Jantaram. Beatriz, uma salada simples; Moacyr, caçarola. Quer
dizer, batata cozida, carne assada e muito,
muito feijão com arroz. Após o jantar, lá pela
nove, foram às cervejas. Na concepção de Moacyr, para
um lugar ser decente, bastava que não entrassem bêbados
nem pedintes. E aquele fora bem recomendado pelos amigos, tanto os
da repartição como os da rua da Alfândega. Amigos antigos,
quase íntimos. Baixaria ali, não! E foram às cervejas.
Beatriz tentou acompanhá-lo, mas era páreo duro, duro
na queda esse Moacyr. Das doze garrafas na mesa,
oito eram dele. As quatro que Beatriz bebera, no entanto, deram-lhe
uma sensação gostosa, imagens turvas, aconchegantes, cada
vez mais próxima de Moacyr. Agora seus lábios quase se tocam,
ela envolvida por sua voz morna, a fala macia, inebriante.
— Dá licença, Beatriz.
— Toda, meu querido.
— Ah, leia isto, por favor.
Deu uma carta a Beatriz e foi ao banheiro. Ela estava ansiosa, comovida,
o coração dando pulos frenéticos.
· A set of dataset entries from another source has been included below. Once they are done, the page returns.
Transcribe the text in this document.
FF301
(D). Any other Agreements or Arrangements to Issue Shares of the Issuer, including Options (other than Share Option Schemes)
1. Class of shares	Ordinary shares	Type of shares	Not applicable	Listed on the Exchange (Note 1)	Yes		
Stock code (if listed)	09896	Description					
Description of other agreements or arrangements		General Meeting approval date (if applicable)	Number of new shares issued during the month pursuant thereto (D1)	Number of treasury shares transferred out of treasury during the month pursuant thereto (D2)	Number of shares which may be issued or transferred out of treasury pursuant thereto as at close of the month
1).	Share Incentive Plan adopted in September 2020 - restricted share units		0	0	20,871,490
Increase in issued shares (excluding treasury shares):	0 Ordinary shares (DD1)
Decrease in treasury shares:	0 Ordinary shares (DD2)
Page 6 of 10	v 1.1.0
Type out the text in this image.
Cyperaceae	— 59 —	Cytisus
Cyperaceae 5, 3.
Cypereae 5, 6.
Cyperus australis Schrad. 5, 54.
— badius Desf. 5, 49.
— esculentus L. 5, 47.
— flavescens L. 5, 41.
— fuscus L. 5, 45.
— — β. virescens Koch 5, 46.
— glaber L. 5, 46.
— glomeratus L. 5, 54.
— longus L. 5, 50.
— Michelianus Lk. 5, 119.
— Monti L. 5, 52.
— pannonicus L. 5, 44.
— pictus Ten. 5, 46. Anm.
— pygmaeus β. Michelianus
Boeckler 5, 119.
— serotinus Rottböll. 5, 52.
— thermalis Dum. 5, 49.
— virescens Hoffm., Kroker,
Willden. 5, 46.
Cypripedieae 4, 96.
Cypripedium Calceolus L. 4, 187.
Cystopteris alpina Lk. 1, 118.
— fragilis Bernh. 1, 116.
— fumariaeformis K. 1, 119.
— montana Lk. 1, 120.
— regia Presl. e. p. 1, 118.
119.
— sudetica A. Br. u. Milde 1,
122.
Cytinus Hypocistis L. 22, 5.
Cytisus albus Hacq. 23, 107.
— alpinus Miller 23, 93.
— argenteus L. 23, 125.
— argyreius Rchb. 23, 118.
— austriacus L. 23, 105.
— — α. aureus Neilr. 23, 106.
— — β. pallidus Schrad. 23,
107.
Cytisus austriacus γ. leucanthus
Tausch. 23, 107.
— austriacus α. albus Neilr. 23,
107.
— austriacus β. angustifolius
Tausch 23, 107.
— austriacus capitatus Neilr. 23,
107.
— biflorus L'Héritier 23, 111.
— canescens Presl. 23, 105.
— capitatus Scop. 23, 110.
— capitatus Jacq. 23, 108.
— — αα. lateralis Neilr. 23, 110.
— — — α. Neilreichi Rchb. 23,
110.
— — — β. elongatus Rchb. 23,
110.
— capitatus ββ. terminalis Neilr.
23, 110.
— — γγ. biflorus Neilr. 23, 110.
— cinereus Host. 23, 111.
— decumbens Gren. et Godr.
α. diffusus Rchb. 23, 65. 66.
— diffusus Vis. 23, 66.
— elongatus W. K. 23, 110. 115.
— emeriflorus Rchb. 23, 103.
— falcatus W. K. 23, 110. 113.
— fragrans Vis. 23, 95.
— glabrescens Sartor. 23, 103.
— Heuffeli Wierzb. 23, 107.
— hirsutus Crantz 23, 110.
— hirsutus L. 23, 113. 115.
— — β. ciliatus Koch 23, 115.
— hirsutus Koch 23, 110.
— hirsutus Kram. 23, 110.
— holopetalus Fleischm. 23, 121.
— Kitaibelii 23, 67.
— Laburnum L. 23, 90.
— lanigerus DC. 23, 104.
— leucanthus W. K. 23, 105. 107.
A carta dizia tudo
o que Beatriz queria ouvir e mais um pouco. Moacyr era o mais romântico,
o mais poético possível na expressão de seu amor.
Às vezes alegre, outras melancólico, sempre apaixonado. A
emoção de Beatriz era intensa, viva, fruto da enorme paixão
que nutria por Moacyr e das quatro cervejas que tomara. Remexia o corpo,
mordia os lábios, imaginava o que seria aquela noite. Libertariam
todo o amor retraído, seria inesquecível.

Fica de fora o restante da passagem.